La Hongrie vulnérable face à la crise
La crise économique internationale qui frappe la Hongrie de plein fouet vient s’additionner à une profonde crise budgétaire, sociale, voire morale que traverse le pays depuis 2006. Les mesures d’austérité exigées par les instances internationales en échange d’une bouffée d’air financière viennent, elles, s’ajouter à un plan d’austérité particulièrement drastique lancé il y a trois ans.
Pour la population hongroise la crise économique qui s’annonce ressemble à un véritable coup de grâce après des années de privation due à la situation financière catastrophique du pays. La Hongrie, qui, il y a encore dix ans, était l’un des pays d’Europe centrale les plus prometteurs traverse également une terrible crise de confiance.
Avec un déficit public de 8% en 2006 la Hongrie a dû accepter des mesures douloureuses pour rééquilibrer ses comptes, des dizaines de milliers de postes de fonctionnaires supprimés, stagnation voire bien souvent régression du pouvoir d’achat, hausse du prix de l’énergie, des transports, etc.

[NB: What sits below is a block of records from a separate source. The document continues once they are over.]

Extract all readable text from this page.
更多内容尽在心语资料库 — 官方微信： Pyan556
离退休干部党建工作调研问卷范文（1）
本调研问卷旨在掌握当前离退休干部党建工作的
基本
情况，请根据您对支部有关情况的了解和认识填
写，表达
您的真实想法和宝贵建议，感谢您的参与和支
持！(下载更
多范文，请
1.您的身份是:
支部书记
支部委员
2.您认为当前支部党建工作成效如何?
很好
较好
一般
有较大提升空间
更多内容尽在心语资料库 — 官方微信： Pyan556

Alors que certains indicateurs commençaient juste à donner des signes positifs en 2008,la Hongrie se voit confrontée à une crise internationale à laquelle elle n’est pas en mesure de faire face. Au bord de la faillite, le pays a déjà eu à accepter en octobre 2008 une aide internationale de 25 milliards d’euros dont une partie venant du Fonds Monétaire International.

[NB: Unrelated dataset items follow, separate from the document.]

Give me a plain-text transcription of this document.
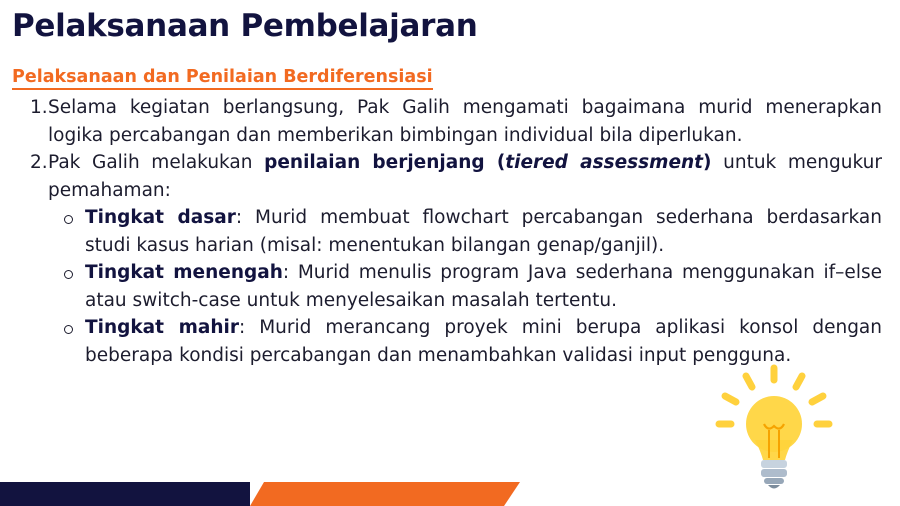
Pelaksanaan Pembelajaran
Pelaksanaan dan Penilaian Berdiferensiasi
1. Selama kegiatan berlangsung, Pak Galih mengamati bagaimana murid menerapkan logika percabangan dan memberikan bimbingan individual bila diperlukan.
2. Pak Galih melakukan penilaian berjenjang (tiered assessment) untuk mengukur pemahaman:
Tingkat dasar: Murid membuat flowchart percabangan sederhana berdasarkan studi kasus harian (misal: menentukan bilangan genap/ganjil).
Tingkat menengah: Murid menulis program Java sederhana menggunakan if–else atau switch-case untuk menyelesaikan masalah tertentu.
Tingkat mahir: Murid merancang proyek mini berupa aplikasi konsol dengan beberapa kondisi percabangan dan menambahkan validasi input pengguna.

Alors que le FMI prévoît un effondrement du PIB de l’année en cours, les Hongrois doivent faire face à une hausse du chômage significative avec un taux record de 8,4 % de demandeurs d’emploi pour la période novembre-janvier. L’agence de presse hongroise MTI annonce, quant à elle, la suppression de 20.000 emplois depuis octobre 2008.
Mais ce qui assurément risque de toucher le plus durement la population hongroise est l’écroulement du forint, la devise nationale. Oscillant entre 250 et 260 forints contre un euro en 2008, la monnaie a connu une chute vertigineuse dépassant le seuil psychologique des 300 forints pour un euro au début de l’année et atteignant même en mars 2009 les 310 forints pour un euro.
Cette chute du forint face à l’euro ne touchera pas seulement le pouvoir d’achat sur les produits d’importation courants. Les Hongrois des classes moyennes sont très généralement propriétaires de leur logement ce qui implique un fort taux d’endettement en devises étrangères (en euro mais aussi très souvent en franc suisse). La hausse de l’euro rend les taux de remboursement mensuel prohibitifs, ce qui met en difficulté de nombreuses familles hongroises.